Opinion
2012-01-24
Quirk & Bakalor, P.C., New York, N.Y. (Jeanne M. Boyle of counsel), for appellant.MARK C. DILLON, J.P., RUTH C. BALKIN, JOHN M. LEVENTHAL, and CHERYL E. CHAMBERS, JJ.
In an action to recover damages for personal injuries, the defendant Vornado 1540 Broadway, LLC, appeals, as limited by its brief and a letter dated June 16, 2011, from so much of an order of the Supreme Court, Kings County (Schneier, J.), dated October 1, 2010, as denied that branch of its motion which was for summary judgment dismissing the amended complaint insofar as asserted against it.
ORDERED that the order is reversed insofar as appealed from, on the law, without costs or disbursements, and that branch of the appellant's motion which was for summary judgment dismissing the amended complaint insofar as asserted against it is granted.
Under New York common law, a landowner “has a duty to maintain his or her premises in a reasonably safe condition” ( Walsh v. Super Value, Inc., 76 A.D.3d 371, 375, 904 N.Y.S.2d 121; see Basso v. Miller, 40 N.Y.2d 233, 386 N.Y.S.2d 564, 352 N.E.2d 868; see also Peralta v. Henriquez, 100 N.Y.2d 139, 143–144, 760 N.Y.S.2d 741, 790 N.E.2d 1170), taking into account all the circumstances, including the likelihood of injury to others, the seriousness of the injury, and the burden of avoiding the risk ( see Galindo v. Town of Clarkstown, 2 N.Y.3d 633, 636, 781 N.Y.S.2d 249, 814 N.E.2d 419; Peralta v. Henriquez, 100 N.Y.2d at 144, 760 N.Y.S.2d 741, 790 N.E.2d 1170; Tagle v. Jakob, 97 N.Y.2d 165, 168, 737 N.Y.S.2d 331, 763 N.E.2d 107; Chapman v. Silber, 97 N.Y.2d 9, 19, 734 N.Y.S.2d 541, 760 N.E.2d 329; Kellman v. 45 Tiemann Assoc., 87 N.Y.2d 871, 872, 638 N.Y.S.2d 937, 662 N.E.2d 255; Basso v. Miller, 40 N.Y.2d at 241, 386 N.Y.S.2d 564, 352 N.E.2d 868). However, an out-of-possession landlord generally will not be responsible for injuries occurring on its premises unless the landlord “has a duty imposed by statute or assumed by contract or a course of conduct” ( Alnashmi v. Certified Analytical Group, Inc., 89 A.D.3d 10, 18, 929 N.Y.S.2d 620; see Rivera v. Nelson Realty, LLC, 7 N.Y.3d 530, 534, 825 N.Y.S.2d 422, 858 N.E.2d 1127; Chapman v. Silber, 97 N.Y.2d at 19–20, 734 N.Y.S.2d 541, 760 N.E.2d 329; Juarez v. Wavecrest Mgt. Team, 88 N.Y.2d 628, 642, 649 N.Y.S.2d 115, 672 N.E.2d 135; Ritto v. Goldberg, 27 N.Y.2d 887, 889, 317 N.Y.S.2d 361, 265 N.E.2d 772; Healy v. Bartolomei, 87 A.D.3d 1112, 929 N.Y.S.2d 866; Mercer v. Hellas Glass Works Corp., 87 A.D.3d 987, 930 N.Y.S.2d 18).
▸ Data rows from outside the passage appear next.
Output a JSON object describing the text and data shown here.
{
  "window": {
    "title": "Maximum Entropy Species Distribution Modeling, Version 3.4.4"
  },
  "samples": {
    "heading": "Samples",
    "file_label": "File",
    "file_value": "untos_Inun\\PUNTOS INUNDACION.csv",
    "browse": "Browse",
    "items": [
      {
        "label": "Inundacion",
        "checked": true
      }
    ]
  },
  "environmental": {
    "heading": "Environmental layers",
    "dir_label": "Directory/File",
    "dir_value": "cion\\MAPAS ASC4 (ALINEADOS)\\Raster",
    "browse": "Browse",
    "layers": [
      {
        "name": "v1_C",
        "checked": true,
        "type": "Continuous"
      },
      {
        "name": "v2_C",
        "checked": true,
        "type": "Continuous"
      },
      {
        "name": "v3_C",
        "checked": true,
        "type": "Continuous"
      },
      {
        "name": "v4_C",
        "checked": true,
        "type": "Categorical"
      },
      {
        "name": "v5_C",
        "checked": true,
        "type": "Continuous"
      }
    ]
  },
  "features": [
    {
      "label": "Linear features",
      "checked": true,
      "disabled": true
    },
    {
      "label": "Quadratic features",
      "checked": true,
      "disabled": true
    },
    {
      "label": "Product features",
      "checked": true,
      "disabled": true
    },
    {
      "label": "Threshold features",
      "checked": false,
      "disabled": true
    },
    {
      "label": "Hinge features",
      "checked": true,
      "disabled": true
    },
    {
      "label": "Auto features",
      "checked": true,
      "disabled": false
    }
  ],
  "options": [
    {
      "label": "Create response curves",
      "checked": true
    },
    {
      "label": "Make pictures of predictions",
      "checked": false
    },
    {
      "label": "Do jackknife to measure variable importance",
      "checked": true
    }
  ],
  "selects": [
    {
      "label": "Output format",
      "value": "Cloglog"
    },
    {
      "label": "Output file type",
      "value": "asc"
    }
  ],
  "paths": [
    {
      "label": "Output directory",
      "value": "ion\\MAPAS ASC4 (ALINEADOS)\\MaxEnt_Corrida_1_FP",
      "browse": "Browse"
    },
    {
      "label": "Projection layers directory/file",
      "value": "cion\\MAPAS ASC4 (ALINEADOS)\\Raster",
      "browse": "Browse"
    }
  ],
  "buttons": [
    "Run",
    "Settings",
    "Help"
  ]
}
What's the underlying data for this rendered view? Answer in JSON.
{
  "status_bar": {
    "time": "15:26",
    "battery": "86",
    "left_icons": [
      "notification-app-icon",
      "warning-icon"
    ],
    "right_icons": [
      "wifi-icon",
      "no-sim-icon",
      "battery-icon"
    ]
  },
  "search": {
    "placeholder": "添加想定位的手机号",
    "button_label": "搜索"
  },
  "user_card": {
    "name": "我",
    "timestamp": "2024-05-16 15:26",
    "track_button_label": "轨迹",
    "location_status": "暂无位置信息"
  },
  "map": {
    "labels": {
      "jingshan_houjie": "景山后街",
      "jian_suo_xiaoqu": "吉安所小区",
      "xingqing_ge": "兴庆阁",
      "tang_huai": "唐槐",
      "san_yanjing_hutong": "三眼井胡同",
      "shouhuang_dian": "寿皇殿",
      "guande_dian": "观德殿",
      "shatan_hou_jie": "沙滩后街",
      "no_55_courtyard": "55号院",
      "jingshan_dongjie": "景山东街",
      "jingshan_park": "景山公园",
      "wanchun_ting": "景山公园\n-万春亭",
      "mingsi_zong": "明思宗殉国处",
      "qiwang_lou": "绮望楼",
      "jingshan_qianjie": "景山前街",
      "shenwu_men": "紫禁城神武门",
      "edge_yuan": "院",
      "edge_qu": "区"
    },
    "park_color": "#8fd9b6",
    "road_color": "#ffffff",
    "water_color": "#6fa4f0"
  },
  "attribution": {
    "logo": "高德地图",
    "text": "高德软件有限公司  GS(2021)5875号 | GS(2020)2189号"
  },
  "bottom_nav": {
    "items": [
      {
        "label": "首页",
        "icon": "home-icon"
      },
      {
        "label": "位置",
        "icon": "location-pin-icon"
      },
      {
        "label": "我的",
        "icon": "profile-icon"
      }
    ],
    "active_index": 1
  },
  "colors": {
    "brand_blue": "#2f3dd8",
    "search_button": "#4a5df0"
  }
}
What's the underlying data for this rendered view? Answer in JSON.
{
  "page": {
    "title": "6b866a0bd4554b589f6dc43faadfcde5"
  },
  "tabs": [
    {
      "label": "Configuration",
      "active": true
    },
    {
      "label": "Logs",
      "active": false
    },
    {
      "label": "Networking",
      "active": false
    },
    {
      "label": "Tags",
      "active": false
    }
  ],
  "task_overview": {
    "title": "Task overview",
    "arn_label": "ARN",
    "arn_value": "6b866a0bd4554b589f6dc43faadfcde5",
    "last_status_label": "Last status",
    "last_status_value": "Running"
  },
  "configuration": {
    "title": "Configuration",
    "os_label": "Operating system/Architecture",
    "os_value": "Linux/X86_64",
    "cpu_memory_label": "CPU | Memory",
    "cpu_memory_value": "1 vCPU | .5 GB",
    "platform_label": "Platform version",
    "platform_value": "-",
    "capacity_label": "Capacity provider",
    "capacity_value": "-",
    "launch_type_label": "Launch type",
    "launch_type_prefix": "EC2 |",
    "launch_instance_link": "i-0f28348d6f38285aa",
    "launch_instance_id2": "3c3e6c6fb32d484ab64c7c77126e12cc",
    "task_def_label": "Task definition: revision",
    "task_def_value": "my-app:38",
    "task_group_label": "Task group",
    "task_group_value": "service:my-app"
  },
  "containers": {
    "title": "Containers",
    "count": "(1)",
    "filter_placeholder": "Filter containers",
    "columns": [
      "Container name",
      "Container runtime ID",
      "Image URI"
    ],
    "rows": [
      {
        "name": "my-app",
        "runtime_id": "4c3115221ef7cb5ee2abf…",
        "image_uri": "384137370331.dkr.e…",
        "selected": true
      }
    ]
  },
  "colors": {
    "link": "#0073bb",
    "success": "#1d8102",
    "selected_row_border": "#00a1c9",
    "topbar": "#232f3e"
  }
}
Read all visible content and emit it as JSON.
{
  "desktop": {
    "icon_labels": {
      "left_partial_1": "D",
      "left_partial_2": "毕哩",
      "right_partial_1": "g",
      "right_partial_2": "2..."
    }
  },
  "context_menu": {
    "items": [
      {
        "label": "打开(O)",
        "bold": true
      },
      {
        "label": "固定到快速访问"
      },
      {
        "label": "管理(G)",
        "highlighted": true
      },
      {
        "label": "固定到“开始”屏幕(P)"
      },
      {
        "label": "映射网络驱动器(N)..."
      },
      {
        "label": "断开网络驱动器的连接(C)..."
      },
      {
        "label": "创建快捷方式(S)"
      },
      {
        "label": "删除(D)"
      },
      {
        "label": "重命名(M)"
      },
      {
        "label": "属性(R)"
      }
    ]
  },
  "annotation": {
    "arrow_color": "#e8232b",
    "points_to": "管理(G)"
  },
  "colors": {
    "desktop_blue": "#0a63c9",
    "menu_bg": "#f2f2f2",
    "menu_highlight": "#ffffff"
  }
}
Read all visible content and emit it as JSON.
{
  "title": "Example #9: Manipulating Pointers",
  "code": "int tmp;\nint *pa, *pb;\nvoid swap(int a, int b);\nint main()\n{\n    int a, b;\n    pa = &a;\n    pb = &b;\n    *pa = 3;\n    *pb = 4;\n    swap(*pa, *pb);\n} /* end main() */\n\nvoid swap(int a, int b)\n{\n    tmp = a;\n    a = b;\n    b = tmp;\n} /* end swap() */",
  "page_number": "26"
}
The appellant's evidence submitted in support of that branch of its motion which was for summary judgment dismissing the amended complaint insofar as asserted against it established, prima facie, that it was an out-of-possession landlord on the date of the subject accident, that the lease controlling on the date of the accident placed responsibility for repair of the leased premises where the accident occurred squarely on the defendants Virgin Entertainment Group, Inc., Virgin Realty, LLC, and Virgin Megastores (USA), L.P., and that those defendants, exclusively, were to perform maintenance and repair of the leased premises where the accident occurred. Therefore, the appellant met its initial burden of establishing that it owed no duty to the plaintiff ( see Alnashmi v. Certified Analytical Group, Inc., 89 A.D.3d at 18–19, 929 N.Y.S.2d 620; Panico v. Jiffy Lube Intl., Inc., 86 A.D.3d 553, 926 N.Y.S.2d 833; Ross v. Betty G. Reader Revocable Trust, 86 A.D.3d 419, 420, 927 N.Y.S.2d 49). In opposition, no triable issue of fact was raised.
Accordingly, the Supreme Court should have granted that branch of the appellant's motion which was for summary judgment dismissing the amended complaint insofar as asserted against it.